The whole “beer as a feature” thing actually started before the main conference with a special event on Friday evening. Sadly, after getting up at 3am that day and visiting the Atomium I was far too tired to make it out of my hotel room in the afternoon and so I missed that one. I’m not sure if I’d have actually enjoyed it, though, considering some of the pictures I saw of the huge crowd that was there.

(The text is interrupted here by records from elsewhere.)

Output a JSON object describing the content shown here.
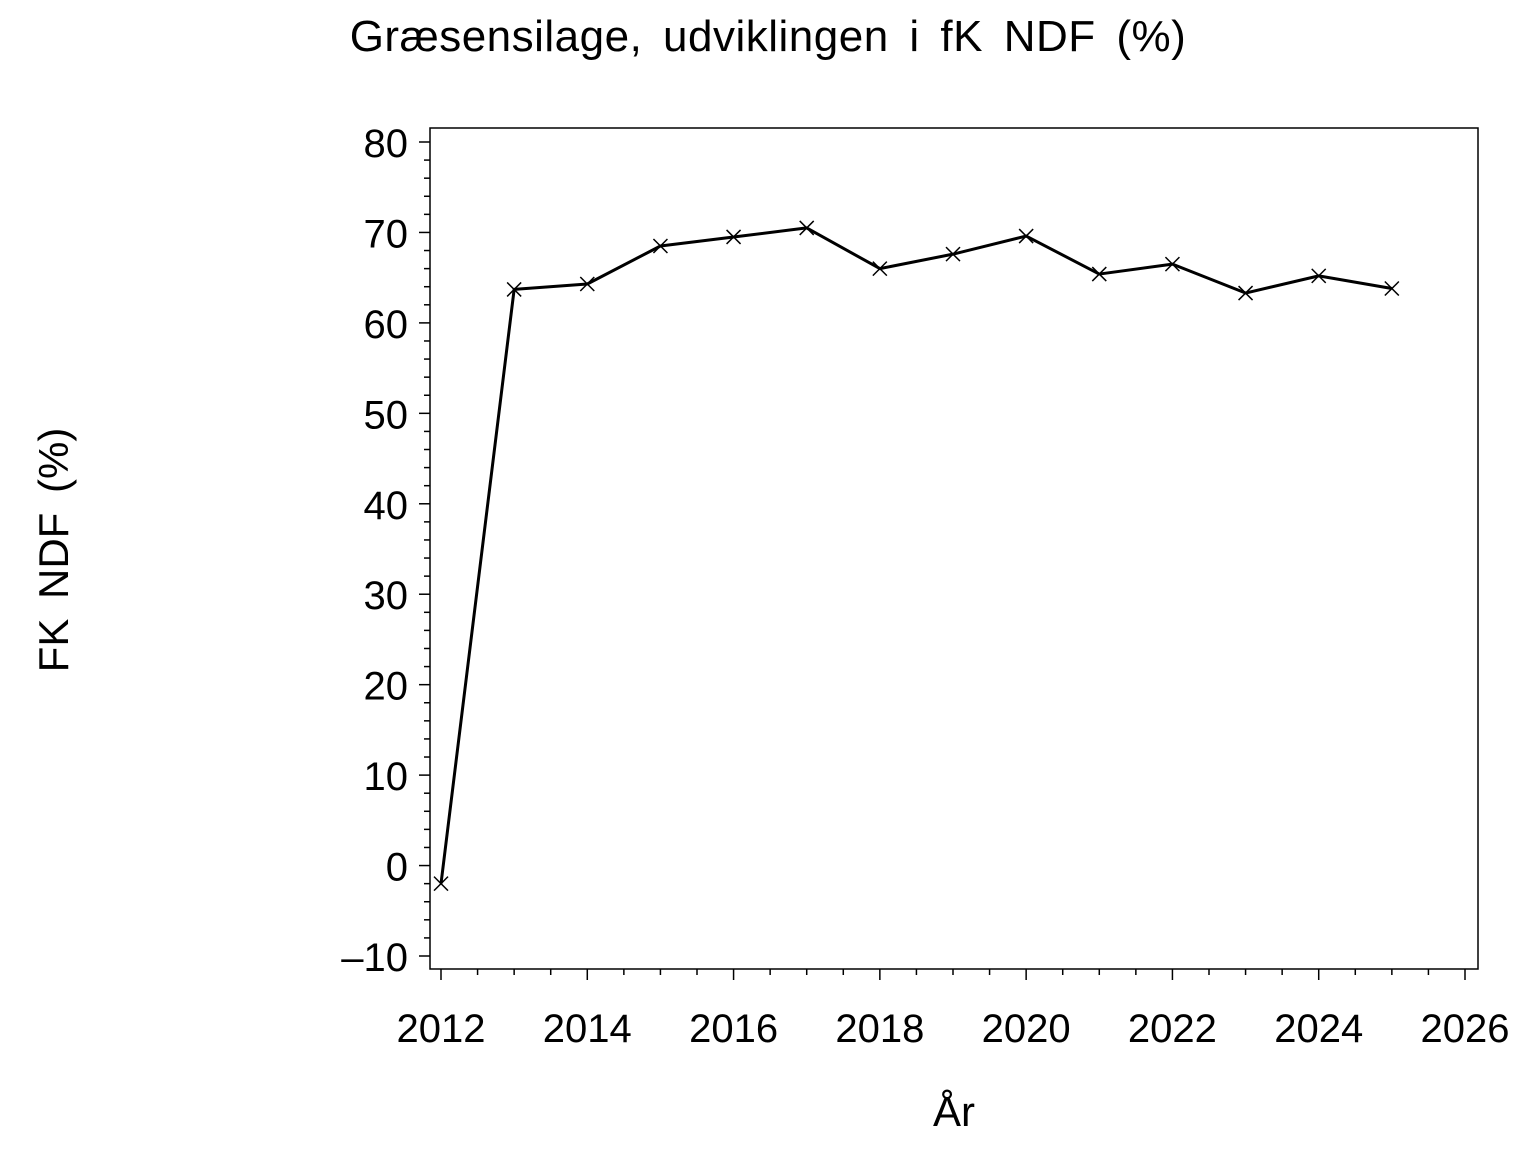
{
  "chart_data": {
    "type": "line",
    "title": "Græsensilage,  udviklingen  i  fK  NDF  (%)",
    "xlabel": "År",
    "ylabel": "FK  NDF  (%)",
    "xlim": [
      2012,
      2026
    ],
    "ylim": [
      -10,
      80
    ],
    "xticks": [
      2012,
      2014,
      2016,
      2018,
      2020,
      2022,
      2024,
      2026
    ],
    "xtick_labels": [
      "2012",
      "2014",
      "2016",
      "2018",
      "2020",
      "2022",
      "2024",
      "2026"
    ],
    "yticks": [
      -10,
      0,
      10,
      20,
      30,
      40,
      50,
      60,
      70,
      80
    ],
    "ytick_labels": [
      "–10",
      "0",
      "10",
      "20",
      "30",
      "40",
      "50",
      "60",
      "70",
      "80"
    ],
    "grid": false,
    "marker": "x",
    "color": "#000000",
    "series": [
      {
        "x": [
          2012,
          2013,
          2014,
          2015,
          2016,
          2017,
          2018,
          2019,
          2020,
          2021,
          2022,
          2023,
          2024,
          2025
        ],
        "y": [
          -2.0,
          63.7,
          64.3,
          68.5,
          69.5,
          70.5,
          66.0,
          67.6,
          69.6,
          65.4,
          66.5,
          63.3,
          65.2,
          63.8
        ]
      }
    ]
  }
}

And that was basically my only big problem with FOSDEM as a whole. I don’t really enjoy large groups of people. PyCon is also quite large but nothing compared to FOSDEM and it was very exhausting. Will this keep me from attending in the future? Probably not, but at least now I can prepare for it. Since this was my first time there I wanted to suck up as much knowledge as possible and “see everything”. Won’t do that again ;-) On Sunday evening I even opted for not taking a bus back to my hotel and instead walked the 5km distance in the rain… snow… rain… Yes, the weather was really awful.
Newly excited for …
Every event I go to somehow managed to excite me for something. And so did FOSDEM for these:
- Free Software in general. I’m normally more in the Open Source camp but ever since I started messing around with Emacs nearly two months ago I’ve come to appreciate the “more radical” if you will part of the FOSS community. Heck, I even consider using the GPL for possible future projects again …
- Rust. Don’t get me wrong: I enjoy Go and the community around it very much and thanks to its awesome cross-platform support I don’t see Rust as a direct competitor here. So why should I not mess around with it in the future?!
- Linux on the desktop: So many Thinkpads running Linux there … Have to give it a try again.
So, to conclude: FOSDEM is awesome! If you are into Free and OpenSource Software and you have an open spot in your schedule for February, go there. Unless you really don’t enjoy large groups of people.